8:50 - One of the reasons I left large business was the waste I saw, and how little work was actually getting done. All the work and money spent seemed to be concentrated effort to do nothing. One of the best things about large business is that you can make errors at their own expense. There's a lot of risk to being an entrepreneur! Doing change within a large business is up to the individual. I was famous within Boise because I was one of the few people who would volunteer to get laid off each time they had to cut anyone. When I left, it took them 6 months to find a replacement. It boils down to not being afraid to get chopped. Two famous wars within Boise. ISO14001. I did it without corporate support. I got the certification and then presented it to the VP. He was totally on board and wanted every facility to get certified. The other environmental managers were upset because it was a lot of work. The other big issue was tire-derived fuel. I refused to permit it. It wasn't a clean win. The social-economic factor never really fits into permitting these days. West Nile mosquitoes breed inside the tires weighting down big tarps. I still refused to burn them. I think you can make big change in a big organization IF you're willing to take a lot of flack. And have a radius of one or two empty seats around you whenever you sit down. If you want to go out on your own, you better have 2-3 years living expenses in the bank. So that's my message: you're screwed either way you go. [Huge laughs.]

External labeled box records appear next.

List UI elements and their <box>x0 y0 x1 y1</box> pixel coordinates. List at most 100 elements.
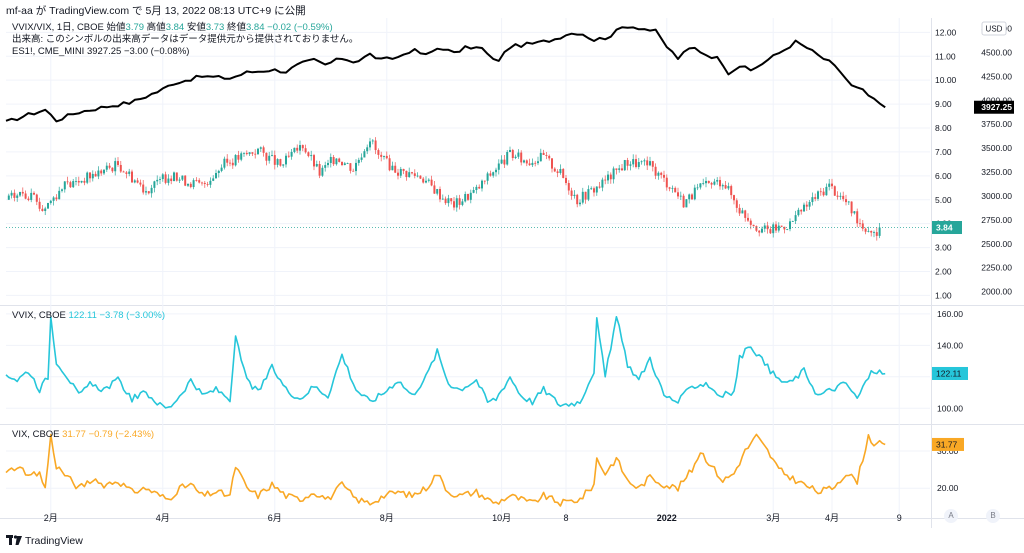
ratio-candle-body <box>663 174 665 178</box>
ratio-candle-body <box>363 151 366 158</box>
vix-last-price-label: 31.77 <box>936 439 958 449</box>
ratio-candle-body <box>38 201 41 209</box>
axis-button-a[interactable]: A <box>944 509 958 523</box>
es-tick-label: 4250.00 <box>981 71 1012 81</box>
ratio-candle-body <box>380 154 383 157</box>
ratio-candle-body <box>735 200 738 208</box>
es-symbol: ES1!, CME_MINI <box>12 46 85 57</box>
ratio-candle-body <box>447 198 450 204</box>
ratio-candle-body <box>531 162 534 166</box>
ratio-candle-body <box>805 204 808 207</box>
ratio-candle-body <box>16 195 19 198</box>
ratio-candle-body <box>251 152 254 154</box>
ratio-candle-body <box>346 163 349 165</box>
ratio-candle-body <box>752 224 755 227</box>
ratio-candle-body <box>422 178 425 183</box>
ratio-tick-label: 6.00 <box>935 171 952 181</box>
ratio-candle-body <box>517 152 520 157</box>
ratio-candle-body <box>828 183 831 187</box>
ratio-candle-body <box>601 179 604 188</box>
ratio-candle-body <box>63 181 66 190</box>
ratio-candle-body <box>716 180 719 182</box>
ratio-candle-body <box>388 158 391 171</box>
ratio-candle-body <box>117 161 119 165</box>
low-value: 3.73 <box>205 22 225 33</box>
ratio-candle-body <box>623 160 626 171</box>
ratio-candle-body <box>870 230 873 233</box>
ratio-candle-body <box>609 174 612 180</box>
ratio-candle-body <box>595 186 598 193</box>
ratio-candle-body <box>640 161 643 163</box>
ratio-candle-body <box>201 182 203 184</box>
ratio-candle-body <box>450 198 453 202</box>
ratio-candle-body <box>374 140 377 151</box>
ratio-candle-body <box>511 150 514 159</box>
ratio-candle-body <box>360 157 363 160</box>
ratio-candle-body <box>203 182 206 185</box>
ratio-candle-body <box>318 163 321 176</box>
ratio-candle-body <box>497 163 500 170</box>
vvix-last-price-label: 122.11 <box>936 368 962 378</box>
ratio-candle-body <box>439 189 441 200</box>
ratio-tick-label: 5.00 <box>935 195 952 205</box>
ratio-candle-body <box>215 173 217 179</box>
ratio-candle-body <box>528 163 531 166</box>
ratio-candle-body <box>797 209 800 216</box>
ratio-candle-body <box>91 173 94 179</box>
es-value: 3927.25 <box>86 46 122 57</box>
ratio-candle-body <box>766 225 769 230</box>
ratio-candle-body <box>195 180 198 181</box>
ratio-tick-label: 10.00 <box>935 75 957 85</box>
ratio-candle-body <box>229 162 231 164</box>
ratio-candle-body <box>114 161 117 172</box>
es-tick-label: 3750.00 <box>981 119 1012 129</box>
ratio-candle-body <box>397 172 399 176</box>
ratio-candle-body <box>35 194 38 202</box>
ratio-candle-body <box>702 183 705 184</box>
ratio-candle-body <box>556 171 559 174</box>
ratio-candle-body <box>534 162 537 164</box>
ratio-candle-body <box>696 187 699 189</box>
ratio-candle-body <box>878 227 881 236</box>
ratio-candle-body <box>72 181 75 188</box>
ratio-candle-body <box>408 172 411 178</box>
ratio-candle-body <box>349 163 352 171</box>
ratio-legend: VVIX/VIX, 1日, CBOE 始値3.79 高値3.84 安値3.73 … <box>12 22 333 33</box>
x-tick-label: 10月 <box>492 513 511 523</box>
ratio-last-price-badge <box>932 221 962 235</box>
es-tick-label: 2500.00 <box>981 239 1012 249</box>
ratio-candle-body <box>699 183 702 188</box>
ratio-candle-body <box>780 225 783 227</box>
ratio-candle-body <box>705 180 707 184</box>
close-value: 3.84 <box>246 22 265 33</box>
ratio-tick-label: 9.00 <box>935 99 952 109</box>
vvix-tick-label: 160.00 <box>937 309 963 319</box>
vix-last-price-badge <box>932 437 964 451</box>
ratio-candle-body <box>276 159 279 165</box>
ratio-candle-body <box>366 147 369 152</box>
ratio-candle-body <box>257 148 259 155</box>
ratio-candle-body <box>304 148 307 153</box>
es-tick-label: 3250.00 <box>981 167 1012 177</box>
chart-frame[interactable]: 12.0011.0010.009.008.007.006.005.004.003… <box>0 18 1024 528</box>
ratio-candle-body <box>822 191 825 196</box>
ratio-candle-body <box>674 187 677 193</box>
ratio-candle-body <box>635 159 637 167</box>
ratio-candle-body <box>13 192 16 198</box>
ratio-candle-body <box>343 163 346 166</box>
es-tick-label: 2000.00 <box>981 287 1012 297</box>
ratio-candle-body <box>287 155 290 157</box>
ratio-candle-body <box>545 154 548 156</box>
chart-canvas[interactable]: 12.0011.0010.009.008.007.006.005.004.003… <box>0 18 1024 528</box>
axis-button-b[interactable]: B <box>986 509 1000 523</box>
ratio-candle-body <box>831 183 833 187</box>
chart-header: mf-aa が TradingView.com で 5月 13, 2022 08… <box>0 0 1024 18</box>
ratio-candle-body <box>161 174 164 180</box>
x-tick-label: 8 <box>563 513 568 523</box>
ratio-candle-body <box>472 189 475 193</box>
vvix-line <box>5 315 886 409</box>
vix-tick-label: 30.00 <box>937 446 959 456</box>
ratio-tick-label: 12.00 <box>935 27 957 37</box>
ratio-candle-body <box>268 155 271 161</box>
ratio-candle-body <box>321 167 324 176</box>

8:57 - Question for Tom. How has your view of the role of business in society changed throughout your career?
8:58 - The biggest change is really recent. It's become clear to me in the last 18 months that business as a whole has to be viewed in the context of our bioregion. It might not matter for 5-10 years, but at that point it's going to matter a LOT. Businesses are going to evaporate really quickly. We need to have a conversation not about our government or business, but where we live. We need to focus on the daily transactions we make in our own community. Business opportunities within our region are overwhelming. If Portland increased local food purchases by 5%, the net impact on the local economy would be somewhere on the order of $100 million.
[Sorry that's as far as I'm gonna make it tonight. They're talking QUICKLY!]